Last year was the 350th anniversary of Charleston, South Carolina, a beautiful coastal city once the epicenter of the slave trade. Historians estimate that almost half of enslaved Africans brought to America came through the Port of Charleston.
One was Omar ibn Said.
Omar, a 37-year-old Muslim scholar, was captured in Senegal and put aboard a slave ship to Charleston in 1807. His life and journey offer a rare look into the estimated 30 percent of enslaved people who were Muslim — and a new way to examine Charleston's history as well.

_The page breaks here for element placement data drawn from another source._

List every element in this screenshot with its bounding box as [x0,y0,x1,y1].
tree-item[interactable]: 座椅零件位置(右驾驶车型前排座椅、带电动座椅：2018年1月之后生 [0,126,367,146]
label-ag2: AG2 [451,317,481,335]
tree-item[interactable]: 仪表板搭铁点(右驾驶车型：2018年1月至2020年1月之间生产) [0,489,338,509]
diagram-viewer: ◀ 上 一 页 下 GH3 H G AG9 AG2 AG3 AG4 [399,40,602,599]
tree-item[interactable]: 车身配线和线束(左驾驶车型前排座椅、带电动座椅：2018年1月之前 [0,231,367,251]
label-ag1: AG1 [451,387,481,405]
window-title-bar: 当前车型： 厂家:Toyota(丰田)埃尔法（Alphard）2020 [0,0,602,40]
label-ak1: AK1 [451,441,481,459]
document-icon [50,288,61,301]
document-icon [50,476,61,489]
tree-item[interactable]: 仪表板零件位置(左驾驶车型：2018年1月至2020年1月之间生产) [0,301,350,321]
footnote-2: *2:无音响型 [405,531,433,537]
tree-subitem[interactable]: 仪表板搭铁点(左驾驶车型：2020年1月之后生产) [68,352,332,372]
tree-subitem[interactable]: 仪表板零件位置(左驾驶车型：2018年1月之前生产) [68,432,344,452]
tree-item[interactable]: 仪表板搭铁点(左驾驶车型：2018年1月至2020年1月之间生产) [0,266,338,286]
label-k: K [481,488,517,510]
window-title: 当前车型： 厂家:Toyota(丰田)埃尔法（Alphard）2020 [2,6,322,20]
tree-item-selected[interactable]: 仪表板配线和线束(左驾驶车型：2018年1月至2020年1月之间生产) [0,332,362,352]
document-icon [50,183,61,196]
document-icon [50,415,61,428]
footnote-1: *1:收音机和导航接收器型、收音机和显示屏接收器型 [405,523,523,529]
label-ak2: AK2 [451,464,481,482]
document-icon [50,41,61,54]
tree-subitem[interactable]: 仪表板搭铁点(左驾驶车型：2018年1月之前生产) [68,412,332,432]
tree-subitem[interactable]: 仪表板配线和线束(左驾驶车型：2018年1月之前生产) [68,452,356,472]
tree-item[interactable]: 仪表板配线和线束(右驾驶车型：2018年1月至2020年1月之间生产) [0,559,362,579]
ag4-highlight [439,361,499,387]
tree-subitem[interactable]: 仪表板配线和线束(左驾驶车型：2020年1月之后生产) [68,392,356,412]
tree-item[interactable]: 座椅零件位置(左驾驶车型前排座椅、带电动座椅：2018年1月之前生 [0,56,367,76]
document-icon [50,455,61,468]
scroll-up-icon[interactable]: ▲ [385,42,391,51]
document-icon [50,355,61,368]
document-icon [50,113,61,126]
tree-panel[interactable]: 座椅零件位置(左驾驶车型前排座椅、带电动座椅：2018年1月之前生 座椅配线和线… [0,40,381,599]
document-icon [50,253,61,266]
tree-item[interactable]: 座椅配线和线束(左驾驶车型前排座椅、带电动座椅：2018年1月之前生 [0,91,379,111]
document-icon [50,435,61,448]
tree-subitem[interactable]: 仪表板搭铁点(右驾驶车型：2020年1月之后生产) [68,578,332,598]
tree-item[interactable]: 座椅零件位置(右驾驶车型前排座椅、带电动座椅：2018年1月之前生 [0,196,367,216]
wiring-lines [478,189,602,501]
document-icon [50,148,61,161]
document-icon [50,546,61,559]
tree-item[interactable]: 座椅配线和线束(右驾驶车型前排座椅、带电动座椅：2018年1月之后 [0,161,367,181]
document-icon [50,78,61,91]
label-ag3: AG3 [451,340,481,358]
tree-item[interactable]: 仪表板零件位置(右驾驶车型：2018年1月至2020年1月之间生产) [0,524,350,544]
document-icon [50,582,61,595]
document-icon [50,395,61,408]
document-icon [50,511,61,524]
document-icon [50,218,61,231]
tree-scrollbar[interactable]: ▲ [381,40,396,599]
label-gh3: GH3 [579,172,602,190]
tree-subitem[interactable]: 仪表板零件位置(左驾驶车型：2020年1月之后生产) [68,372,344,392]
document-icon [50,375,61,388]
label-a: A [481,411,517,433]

During Omar's remarkable life, he escaped a brutal master in Charleston, fled to North Carolina and became a minor celebrity due to his literacy and reported conversion to Christianity. His writings include the only surviving autobiography penned in Arabic by an enslaved person in America.
After the Library of Congress acquired Omar's writings in 2017, Charleston's Spoleto Festival USA commissioned an opera about his life. With its nearly all-Black cast, the opera was set to debut in June 2020 in Charleston.
The Post and Courier has dedicated two reporters and a visual journalist to pursue these two narratives, one following the opera's production, one following our search for Omar. The newspaper sent reporter Jennifer Berry Hawes and photographer Gavin McIntyre to Senegal to retrace Omar's life and learn his story from an African point of view.